This book is titled La Plus Ancienne Danse Macabre au Klingenthal a Bale and refers to a series of historic wall paintings originally painted around 1312 on the cloister walls of the Klingenthal Monastery in Basel, Switzerland, then documented through watercolors by Emmanuel Buchel in the 1760’s and reproduced here by J. J. Berthier in 1896. The 1312 date makes them one of the earliest, if not the earliest, visual representations of the Danse Macabre theme, although some scholars date the earliest recorded images to a later period in Paris.
The original mural from 1312 is lost, but the images were preserved in detailed watercolors by Buchel between 1766 and 1768 - the images depicted skeletons or corpses leading living people from all stations of life, from pope to peasant, in a dance to their graves, and the purpose of these images was to serve as a memento mori, a reminder of the inevitability and impartiality of death - everyone dies.
Emmanuel Buchel (1705 - 1775) was a Swiss painter who was known for the use of bright colors, and the high point of his career was being commissioned to reproduce the painting of “The Dance of Death” in Basel in 1773. The project was difficult to execute, because the original painting from 1312 was a mural which had undergone numerous renovations and was damaged by weather, wind, and vandalism. Büchel worked on it diligently and painted with his characteristic touch of vivid colors, but the painting was so deteriorated that the whole wall was demolished 32 years later.
When it comes to Buchel’s Dance of Death from 1766 to 1768, the situation was quite different. He saw the original medieval painting in 1766, it was painted on the wall of a churchyard in Basel and protected by a lean-to-roof, and it was better protected than the mural started in 1773.
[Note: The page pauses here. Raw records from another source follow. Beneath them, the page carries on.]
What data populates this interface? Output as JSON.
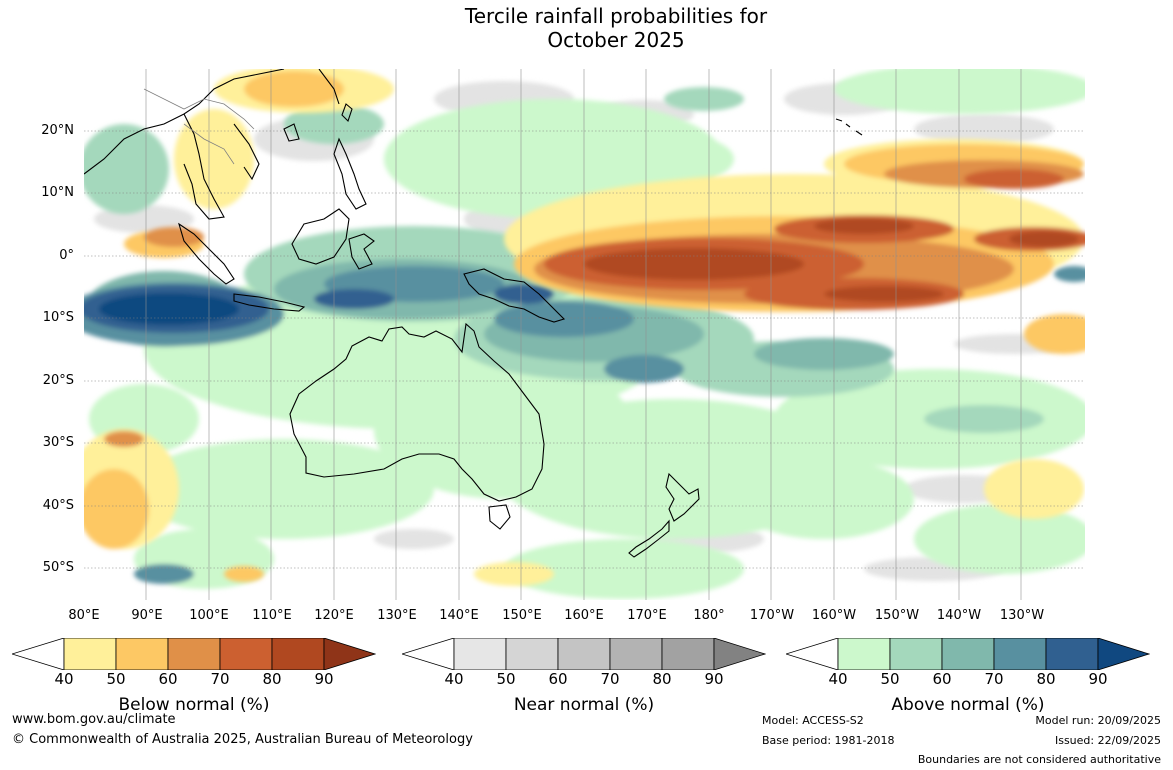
{
  "title_line1": "Tercile rainfall probabilities for",
  "title_line2": "October 2025",
  "lat_labels": [
    "20°N",
    "10°N",
    "0°",
    "10°S",
    "20°S",
    "30°S",
    "40°S",
    "50°S"
  ],
  "lon_labels": [
    "80°E",
    "90°E",
    "100°E",
    "110°E",
    "120°E",
    "130°E",
    "140°E",
    "150°E",
    "160°E",
    "170°E",
    "180°",
    "170°W",
    "160°W",
    "150°W",
    "140°W",
    "130°W"
  ],
  "legends": [
    {
      "title": "Below normal (%)",
      "ticks": [
        "40",
        "50",
        "60",
        "70",
        "80",
        "90"
      ],
      "colors": [
        "#fff09a",
        "#fdc864",
        "#e09048",
        "#cc6030",
        "#b04820",
        "#8f3418"
      ]
    },
    {
      "title": "Near normal (%)",
      "ticks": [
        "40",
        "50",
        "60",
        "70",
        "80",
        "90"
      ],
      "colors": [
        "#e6e6e6",
        "#d5d5d5",
        "#c4c4c4",
        "#b3b3b3",
        "#a2a2a2",
        "#828282"
      ]
    },
    {
      "title": "Above normal (%)",
      "ticks": [
        "40",
        "50",
        "60",
        "70",
        "80",
        "90"
      ],
      "colors": [
        "#ccf8cc",
        "#a4d8bc",
        "#80b8ac",
        "#5890a0",
        "#306090",
        "#104880"
      ]
    }
  ],
  "footer": {
    "website": "www.bom.gov.au/climate",
    "copyright": "© Commonwealth of Australia 2025, Australian Bureau of Meteorology",
    "model": "Model: ACCESS-S2",
    "base_period": "Base period: 1981-2018",
    "model_run": "Model run: 20/09/2025",
    "issued": "Issued: 22/09/2025",
    "boundaries_note": "Boundaries are not considered authoritative"
  },
  "colors": {
    "ocean_background": "#ffffff",
    "coastline": "#000000",
    "gridline": "#808080"
  }
}
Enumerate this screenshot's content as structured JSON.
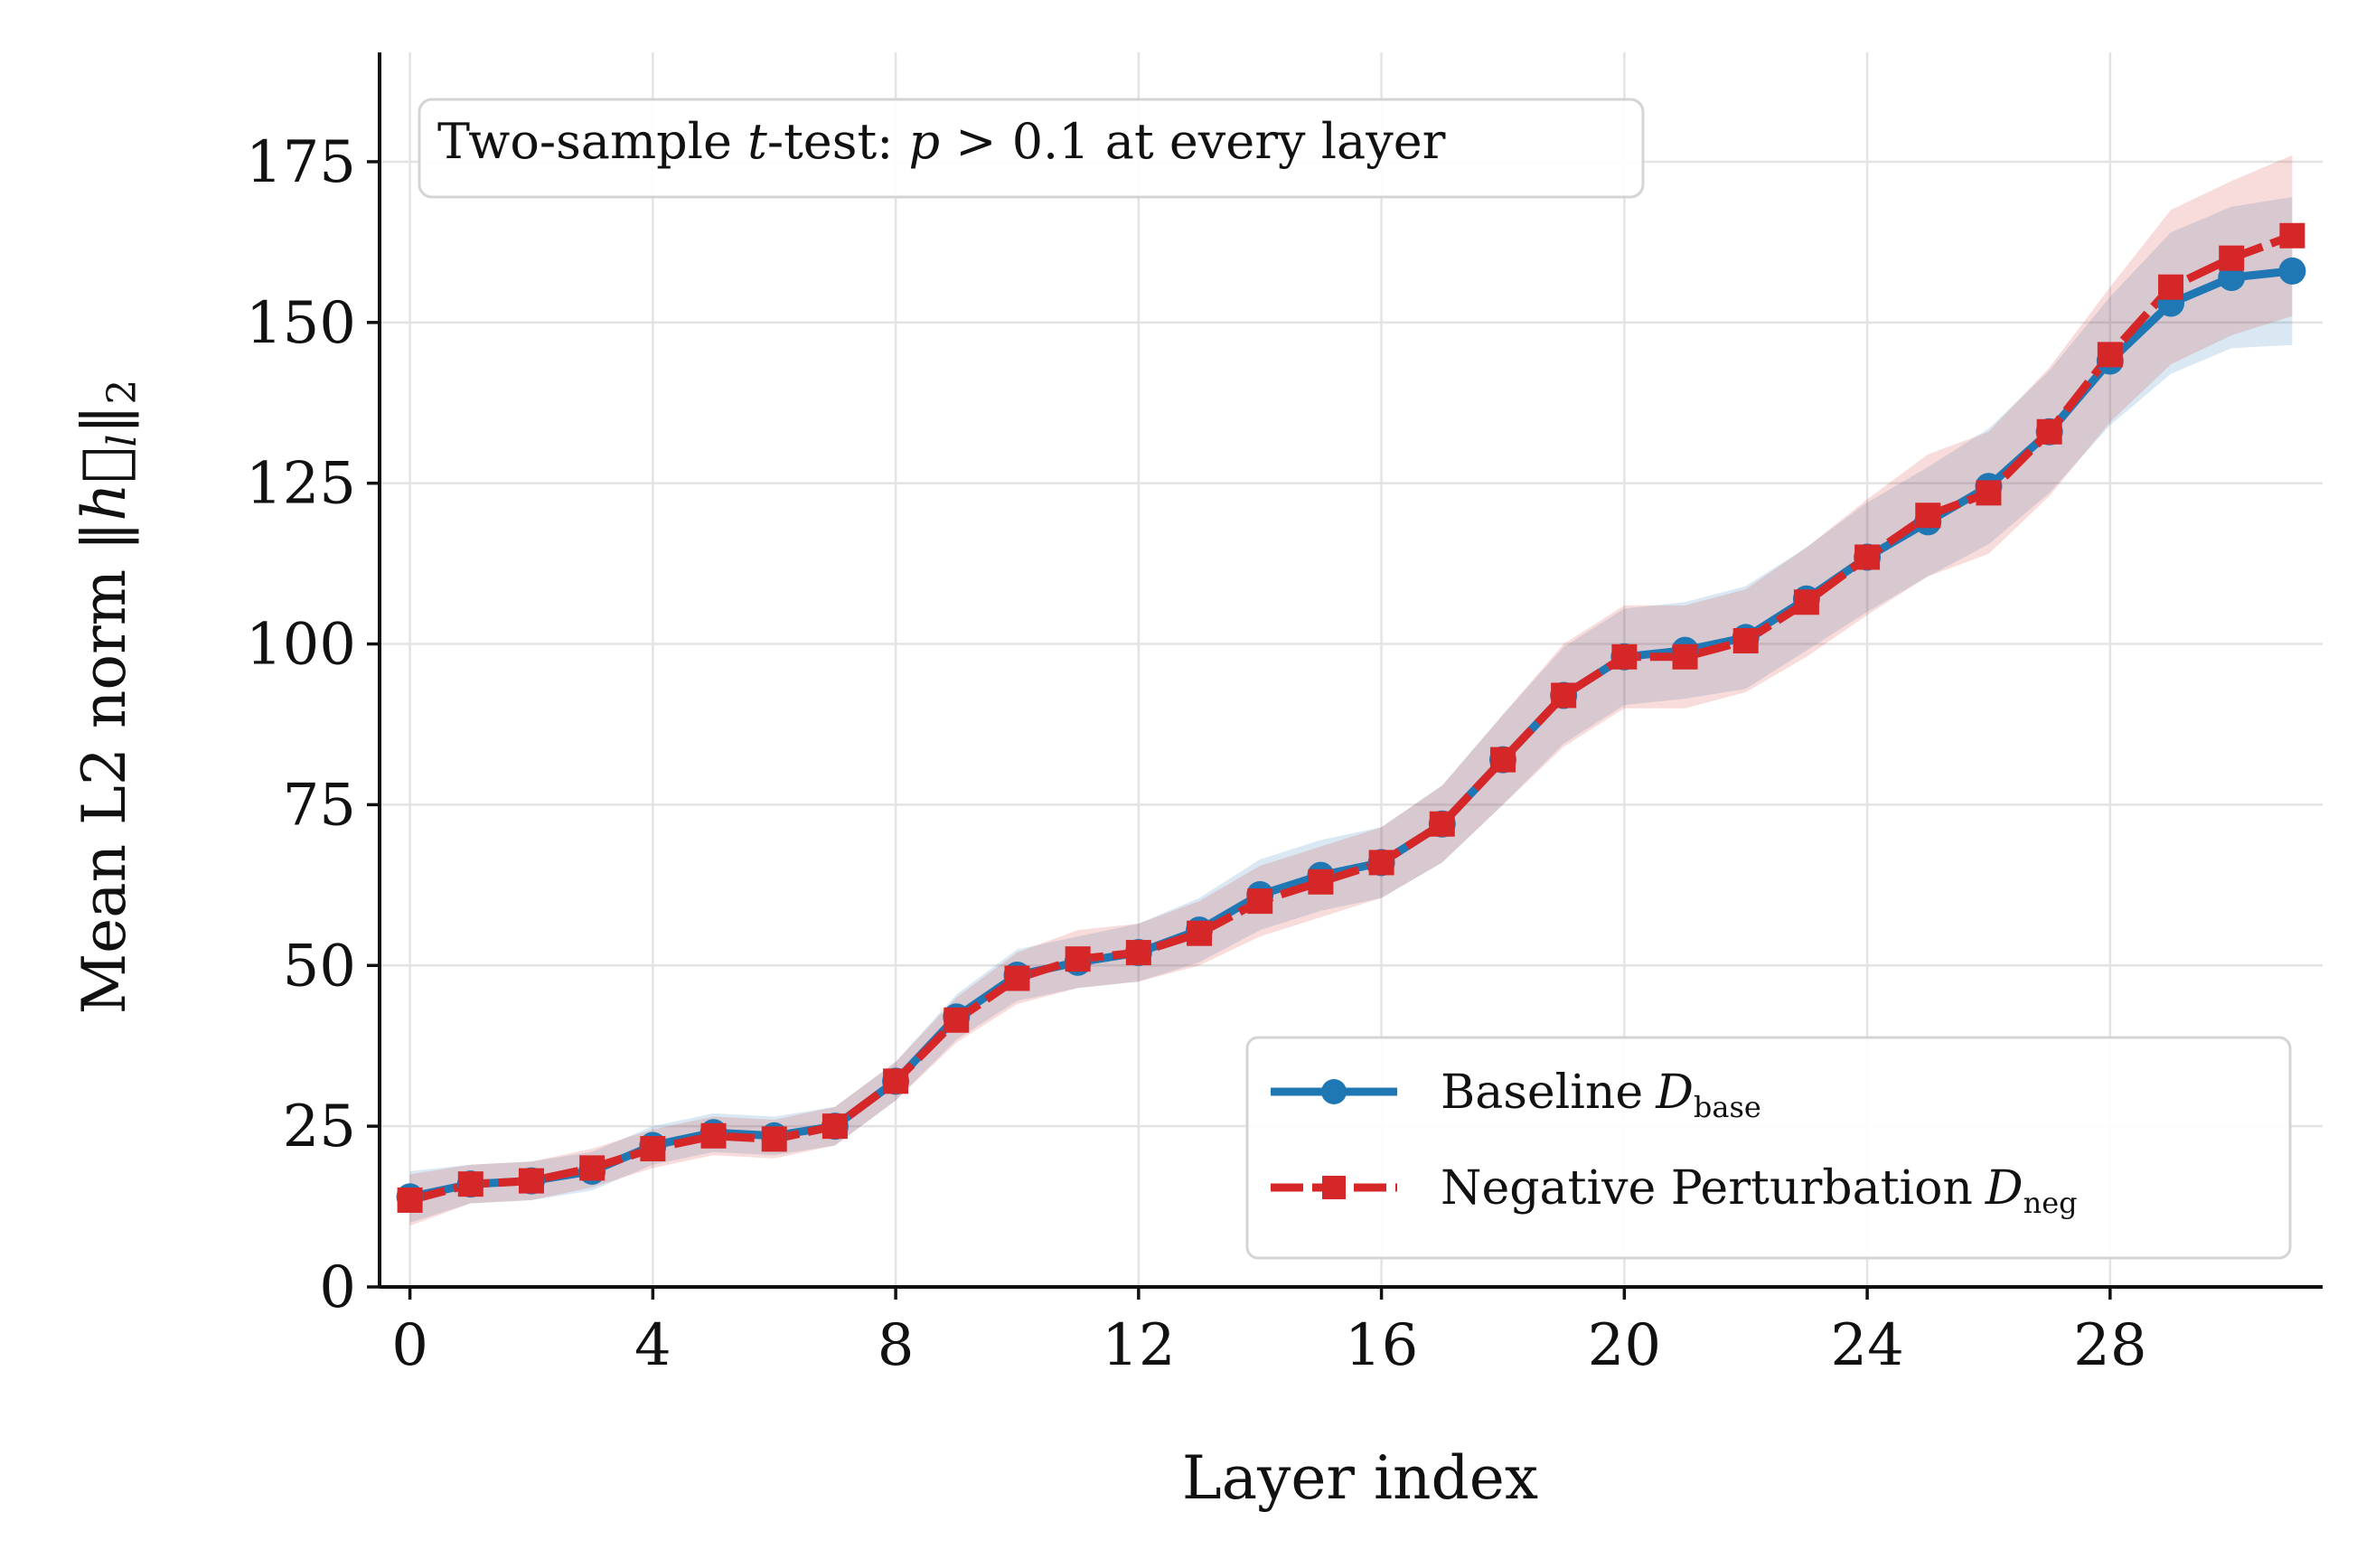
{
  "chart_data": {
    "type": "line",
    "xlabel": "Layer index",
    "ylabel": "Mean L2 norm",
    "ylabel_symbol": "‖h⃗",
    "ylabel_symbol_sub": "l",
    "ylabel_symbol_tail": "‖",
    "ylabel_symbol_sub2": "2",
    "xlim": [
      -0.5,
      31.5
    ],
    "ylim": [
      0,
      192
    ],
    "xticks": [
      0,
      4,
      8,
      12,
      16,
      20,
      24,
      28
    ],
    "yticks": [
      0,
      25,
      50,
      75,
      100,
      125,
      150,
      175
    ],
    "grid": true,
    "legend_position": "lower-right",
    "annotation": {
      "prefix": "Two-sample ",
      "t": "t",
      "middle": "-test: ",
      "p": "p",
      "gt": " > ",
      "value": "0.1",
      "suffix": " at every layer"
    },
    "x": [
      0,
      1,
      2,
      3,
      4,
      5,
      6,
      7,
      8,
      9,
      10,
      11,
      12,
      13,
      14,
      15,
      16,
      17,
      18,
      19,
      20,
      21,
      22,
      23,
      24,
      25,
      26,
      27,
      28,
      29,
      30,
      31
    ],
    "series": [
      {
        "name": "Baseline",
        "name_symbol": "D",
        "name_sub": "base",
        "color": "#1f77b4",
        "marker": "circle",
        "values": [
          14,
          16,
          16.5,
          18,
          22,
          24,
          23.5,
          25,
          32,
          42,
          48.5,
          50.5,
          52,
          55.5,
          61,
          64,
          66,
          72,
          82,
          92,
          98,
          99,
          101,
          107,
          113.5,
          119,
          124.5,
          133,
          144,
          153,
          157,
          158
        ],
        "band": [
          4,
          3,
          3,
          3,
          3,
          3,
          3,
          3,
          3,
          3.5,
          4,
          4,
          4.5,
          5,
          5.5,
          5.5,
          5.5,
          6,
          7,
          7.5,
          7.5,
          7.5,
          8,
          8,
          8.5,
          8.5,
          9,
          9.5,
          10,
          11,
          11,
          11.5
        ]
      },
      {
        "name": "Negative Perturbation",
        "name_symbol": "D",
        "name_sub": "neg",
        "color": "#d62728",
        "marker": "square",
        "values": [
          13.5,
          16,
          16.5,
          18.5,
          21.5,
          23.5,
          23,
          25,
          32,
          41.5,
          48,
          51,
          52,
          55,
          60,
          63,
          66,
          72,
          82,
          92,
          98,
          98,
          100.5,
          106.5,
          113.5,
          120,
          123.5,
          133,
          145,
          155.5,
          160,
          163.5
        ],
        "band": [
          4,
          3,
          3,
          3,
          3,
          3,
          3,
          3,
          3,
          3.5,
          4,
          4.5,
          4.5,
          5,
          5.5,
          5.5,
          5.5,
          6,
          7,
          8,
          8,
          8,
          8,
          8.5,
          9,
          9.5,
          9.5,
          10,
          10.5,
          12,
          12,
          12.5
        ]
      }
    ]
  }
}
Büchel started in 1766 by copying the dialogues. He wrote the letters that were legible with dark ink, the indistinct ones with gray ink, and the words he did not understand he wrote in blue. Büchel became frustrated with the quality of the mural, and the next year, he made another folder containing sketches of all the figures, but without dialogue. The rest of the work took place at home, and in 1768 he and his daughters produced a third folder that combined text and images. The three portfolios together with his copious notes and observations are kept in the Klingenthal Museum.
And now there is controversy because some scholars believe Buchel misread the date on the mural as 1312 and he later changed the date to 1512.
R. P. J.J. Berthier was Joachim Joseph Berthier (1848-1924), a Swiss Dominican friar, a professor of theology at the University of Freiburg in Switzerland, and a scholar who translated Dante's works while working on stained glass windows at the Cathedral of St. Nicholas of Flue in Freiburg.
The book itself is bound in beautiful marbled boards, the spine has a maroon label with gilt rules and a gilt title on the label, blank endpapers, then the original wrapps by Berthier bound in, the title page has a terrific engraving to introduce the reader to the idea of skeletons and death, the page on the obverse of the title page has a long pencilled note in German about Berthier which mentions the Basel Library (Basler Bibliiothek) and says the book is a very rare and sought-after work (“Sehr seletenes und gesuchtes Werk”), then the half-title, followed by a page which says the book was legally deposited in December 1896 - does that make this a first edition by Berthier? - then a repeat of the title page without the engraving, an eight-page introduction, an eight-page preface by the illustrator (“Preface Du Dessinateur”), the text begins on page 17 and runs to page 97, followed by a blank page and two pages of a Table of Contents (“Table Des Matieres”), the book was published in Paris by P. Lethielleux, and the text is in French, with some uncut pages. There are 40 images in the text, as well as an image on the title page, one in the introduction, and one in the illustrator’s preface.
The book measures 10 3/16 x 6 3/4 inches wide and was probably rebound in the late 1890’s or early 1900’s, and it is in very good condition, as are the wrapps bound in inside. The binding and pages are tight, the pages and images are very clean, with just hints of offset from the engravings here and there and faint soiling in a few of the margins, and overall a very attractive copy of this book by Berthier.
WorldCat shows there are five copies of this title in Special Collections around the world, but they are basically in German, rather than in French, according to WorldCat: at the British Library in London, the University of Basel and Aargauer Kantonsbibliothek in Switzerland, Thuringer University in Jena, Germany, and the State Museum of Berlin. Another site is listed as having the book in its holdings, but when we checked, the book is not listed there anymore (Philosophisch-Theologische Hochschule Sankt Goren Bibliothek in Frankfurt).
Recent sales and auction records for Berthier’s La Plus Ancienne Danse Macabre au Klingenthal indicate the book is an elusive title, with prices typically ranging from $300 to $400 for well-preserved first editions, a fine copy in publisher’s wrappers was recently listed through the Antiquarian Booksellers’ Association (ABAA) for $300, and that copy was noted as only the second identified in 25 years. We found two copies for Berthier’s edition listed on the rare book website we use for $120 and $647, and a paperback edition for $91, with waterstains on the front cover.